Изливая сублимированную свою энергию, он с утра до вечера рассказывал нам о своих разнообразнейших похождениях. Впрочем, разнились они только местом действия да именем или возрастом партнерши. В остальном все протекало одинаково. Сначала — разрешите познакомиться и прочее, шуры-муры, культурные беседы, затем — укромное местечко, поцелуи-уговоры, иногда для остроты немного слез, и наконец: «Платье — вира, трусы — майны, полный порядок и жми на рычаг!..»

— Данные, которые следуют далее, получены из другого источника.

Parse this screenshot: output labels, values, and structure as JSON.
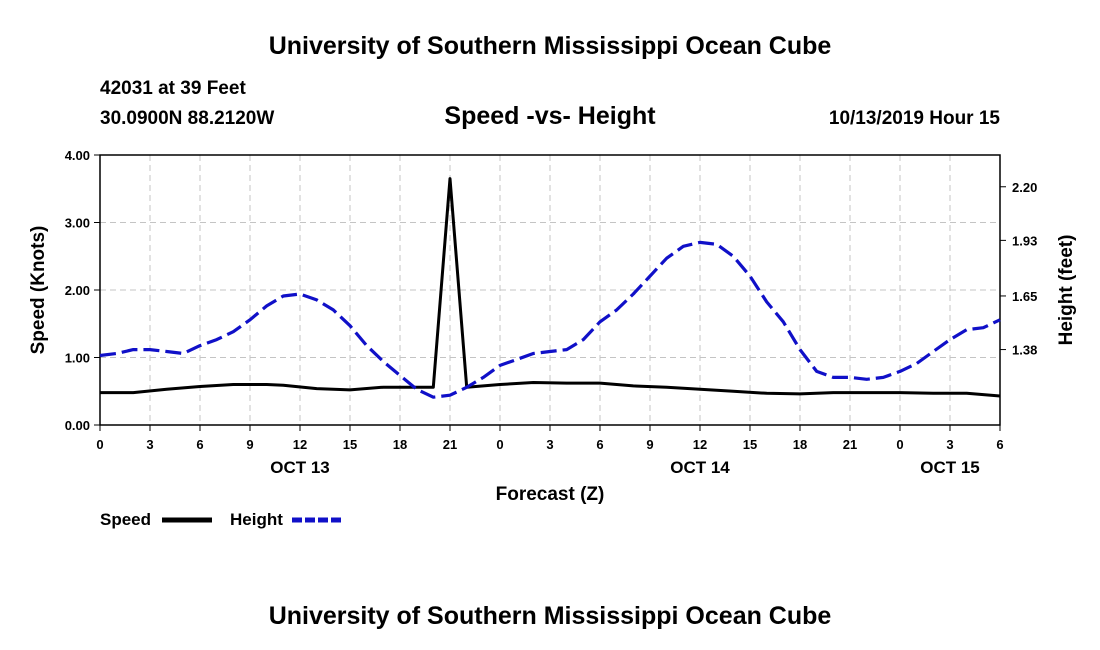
{
  "header": {
    "top_title": "University of Southern Mississippi Ocean Cube",
    "station_line": "42031 at 39 Feet",
    "coords_line": "30.0900N 88.2120W",
    "plot_title": "Speed -vs- Height",
    "datetime": "10/13/2019 Hour 15",
    "bottom_title": "University of Southern Mississippi Ocean Cube"
  },
  "legend": {
    "speed_label": "Speed",
    "height_label": "Height"
  },
  "colors": {
    "speed": "#000000",
    "height": "#1010c8",
    "grid": "#c4c4c4"
  },
  "chart_data": {
    "type": "line",
    "title": "Speed -vs- Height",
    "xlabel": "Forecast (Z)",
    "ylabel_left": "Speed (Knots)",
    "ylabel_right": "Height (feet)",
    "x_range_hours": [
      0,
      54
    ],
    "y_left_range": [
      0,
      4
    ],
    "y_right_range": [
      1.0,
      2.36
    ],
    "y_left_ticks": [
      "0.00",
      "1.00",
      "2.00",
      "3.00",
      "4.00"
    ],
    "y_right_ticks": [
      {
        "value": 1.38,
        "label": "1.38"
      },
      {
        "value": 1.65,
        "label": "1.65"
      },
      {
        "value": 1.93,
        "label": "1.93"
      },
      {
        "value": 2.2,
        "label": "2.20"
      }
    ],
    "x_ticks": [
      {
        "hour": 0,
        "label": "0"
      },
      {
        "hour": 3,
        "label": "3"
      },
      {
        "hour": 6,
        "label": "6"
      },
      {
        "hour": 9,
        "label": "9"
      },
      {
        "hour": 12,
        "label": "12"
      },
      {
        "hour": 15,
        "label": "15"
      },
      {
        "hour": 18,
        "label": "18"
      },
      {
        "hour": 21,
        "label": "21"
      },
      {
        "hour": 24,
        "label": "0"
      },
      {
        "hour": 27,
        "label": "3"
      },
      {
        "hour": 30,
        "label": "6"
      },
      {
        "hour": 33,
        "label": "9"
      },
      {
        "hour": 36,
        "label": "12"
      },
      {
        "hour": 39,
        "label": "15"
      },
      {
        "hour": 42,
        "label": "18"
      },
      {
        "hour": 45,
        "label": "21"
      },
      {
        "hour": 48,
        "label": "0"
      },
      {
        "hour": 51,
        "label": "3"
      },
      {
        "hour": 54,
        "label": "6"
      }
    ],
    "date_labels": [
      {
        "hour": 12,
        "label": "OCT 13"
      },
      {
        "hour": 36,
        "label": "OCT 14"
      },
      {
        "hour": 51,
        "label": "OCT 15"
      }
    ],
    "grid": true,
    "series": [
      {
        "name": "Speed",
        "axis": "left",
        "style": "solid",
        "points": [
          [
            0,
            0.48
          ],
          [
            2,
            0.48
          ],
          [
            4,
            0.53
          ],
          [
            6,
            0.57
          ],
          [
            8,
            0.6
          ],
          [
            10,
            0.6
          ],
          [
            11,
            0.59
          ],
          [
            13,
            0.54
          ],
          [
            15,
            0.52
          ],
          [
            17,
            0.56
          ],
          [
            19,
            0.56
          ],
          [
            20,
            0.56
          ],
          [
            21,
            3.65
          ],
          [
            22,
            0.56
          ],
          [
            24,
            0.6
          ],
          [
            26,
            0.63
          ],
          [
            28,
            0.62
          ],
          [
            30,
            0.62
          ],
          [
            32,
            0.58
          ],
          [
            34,
            0.56
          ],
          [
            36,
            0.53
          ],
          [
            38,
            0.5
          ],
          [
            40,
            0.47
          ],
          [
            42,
            0.46
          ],
          [
            44,
            0.48
          ],
          [
            46,
            0.48
          ],
          [
            48,
            0.48
          ],
          [
            50,
            0.47
          ],
          [
            52,
            0.47
          ],
          [
            54,
            0.43
          ]
        ]
      },
      {
        "name": "Height",
        "axis": "right",
        "style": "dashed",
        "points": [
          [
            0,
            1.35
          ],
          [
            1,
            1.36
          ],
          [
            2,
            1.38
          ],
          [
            3,
            1.38
          ],
          [
            4,
            1.37
          ],
          [
            5,
            1.36
          ],
          [
            6,
            1.4
          ],
          [
            7,
            1.43
          ],
          [
            8,
            1.47
          ],
          [
            9,
            1.53
          ],
          [
            10,
            1.6
          ],
          [
            11,
            1.65
          ],
          [
            12,
            1.66
          ],
          [
            13,
            1.63
          ],
          [
            14,
            1.58
          ],
          [
            15,
            1.5
          ],
          [
            16,
            1.4
          ],
          [
            17,
            1.32
          ],
          [
            18,
            1.25
          ],
          [
            19,
            1.18
          ],
          [
            20,
            1.14
          ],
          [
            21,
            1.15
          ],
          [
            22,
            1.19
          ],
          [
            23,
            1.24
          ],
          [
            24,
            1.3
          ],
          [
            25,
            1.33
          ],
          [
            26,
            1.36
          ],
          [
            27,
            1.37
          ],
          [
            28,
            1.38
          ],
          [
            29,
            1.43
          ],
          [
            30,
            1.52
          ],
          [
            31,
            1.58
          ],
          [
            32,
            1.66
          ],
          [
            33,
            1.75
          ],
          [
            34,
            1.84
          ],
          [
            35,
            1.9
          ],
          [
            36,
            1.92
          ],
          [
            37,
            1.91
          ],
          [
            38,
            1.85
          ],
          [
            39,
            1.75
          ],
          [
            40,
            1.62
          ],
          [
            41,
            1.52
          ],
          [
            42,
            1.38
          ],
          [
            43,
            1.27
          ],
          [
            44,
            1.24
          ],
          [
            45,
            1.24
          ],
          [
            46,
            1.23
          ],
          [
            47,
            1.24
          ],
          [
            48,
            1.27
          ],
          [
            49,
            1.31
          ],
          [
            50,
            1.37
          ],
          [
            51,
            1.43
          ],
          [
            52,
            1.48
          ],
          [
            53,
            1.49
          ],
          [
            54,
            1.53
          ]
        ]
      }
    ]
  }
}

Возможно, эти его истории и имели какую-то реальную основу, но был среди них особый рассказ, отдельный, наверняка целиком воображенный, придуманный от начала до конца. Именно этот, сочиненный рассказ Лешка любил больше всех других и повторял его нам многократно, каждый раз с особым нажимом и смаком подчеркивая то одну, то другую подробность. Речь в рассказе шла о прекрасной контролерше, которая высаживает на маленькой станции безбилетного и безденежного солдата, но не для того, чтобы его оштрафовать, а, напротив, чтобы привести его к себе домой, помыть, накормить, напоить коньяком, дать чистую рубаху и новые штаны и затем ему, чистому, сытому и пьяному, предложить свою чистую и нежную любовь. Именно так и говорилось во всех вариантах: «Пиридлагаю, говорит, тибе свою любови, очен ты мине понрравился!» После этого шли три дня сладкой жизни, затем грустное расставание с обещаниями и слезами. «И больше я ее никагда ни видел и станцию — какая-такая — ни помню!» — торжествующе заканчивал он.

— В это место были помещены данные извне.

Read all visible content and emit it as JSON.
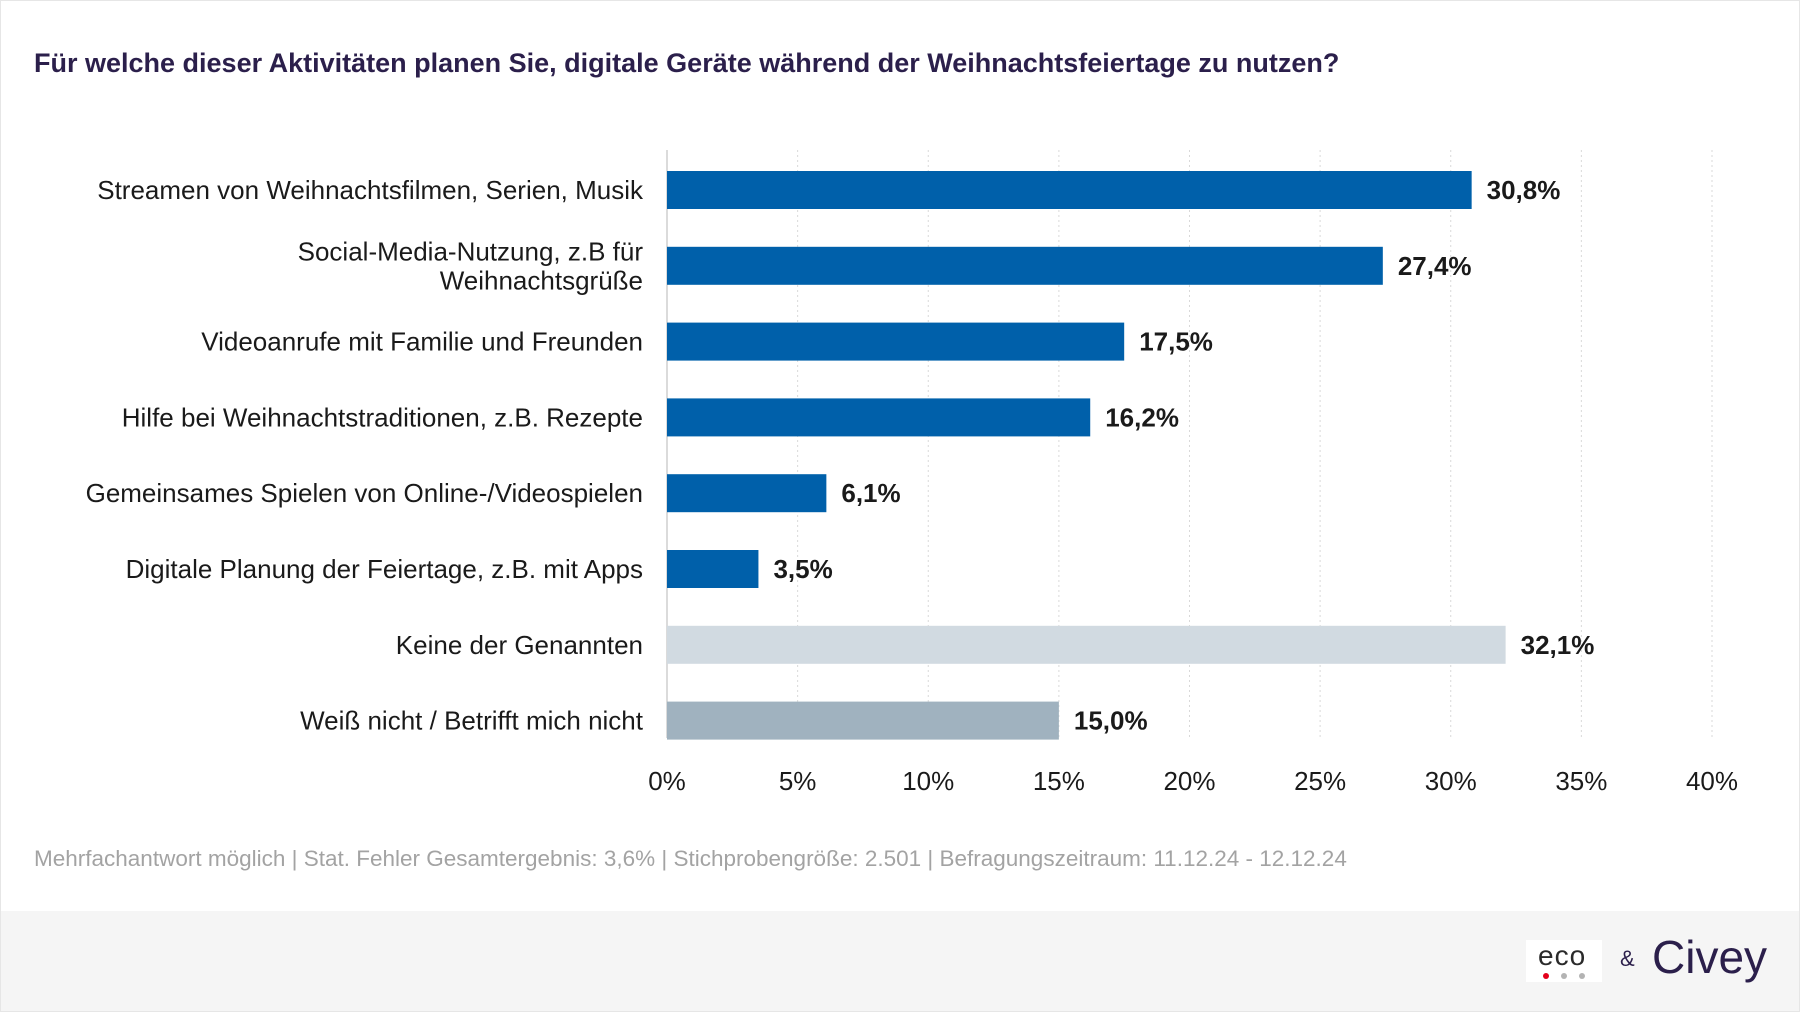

«Как же ты станцию не запомнил, — сокрушались мы. — Что, трудно запомнить? Приехал бы, может, еще разок…» — «А зачим? — отвечал он с деланной беспечностью. — Ни одна баба на свете, многа женщын — ни горюй, ни пропадем!..»
Но к чему же я вспомнил сейчас эти Лешкины истории?
Я шел вдоль забора, пьянел от жары и сирени и от собственных своих воспаленных мыслей, слушал мягкий и мелодичный, невозможно женский ее голос: «Обнимет, поцелует, обнимет, поцелует…» — и чувствовал, как плечи мои ломит от напряжения, как губы мои сухи и мертвы, и нет слюны облизать их, ладони же так влажны от пота, что противно нести их рядом с собственным телом, я шел и думал устало: «Хорошо бы… Хорошо бы, но не сейчас. Потом, потом…»
Словом, я не встретился с долгожданной своей Тамарой вовсе не из-за истории с другой женщиной, а как раз по той же самой причине, по какой эта история не произошла.
Это только на бумаге все выглядит закономерно и даже порой неотвратимо. Сказал «А» — скажи «Б»…
«А» я как-то еще произнес, этому помогли обстоятельства. Но «Б» из него вовсе не вытекало, это «Б» еще нужно было организовывать, подготавливать для него условия и затем заниматься его производством, создавать этот новый звук, это действие… Ни на что подобное я не был способен, я не был человеком действия.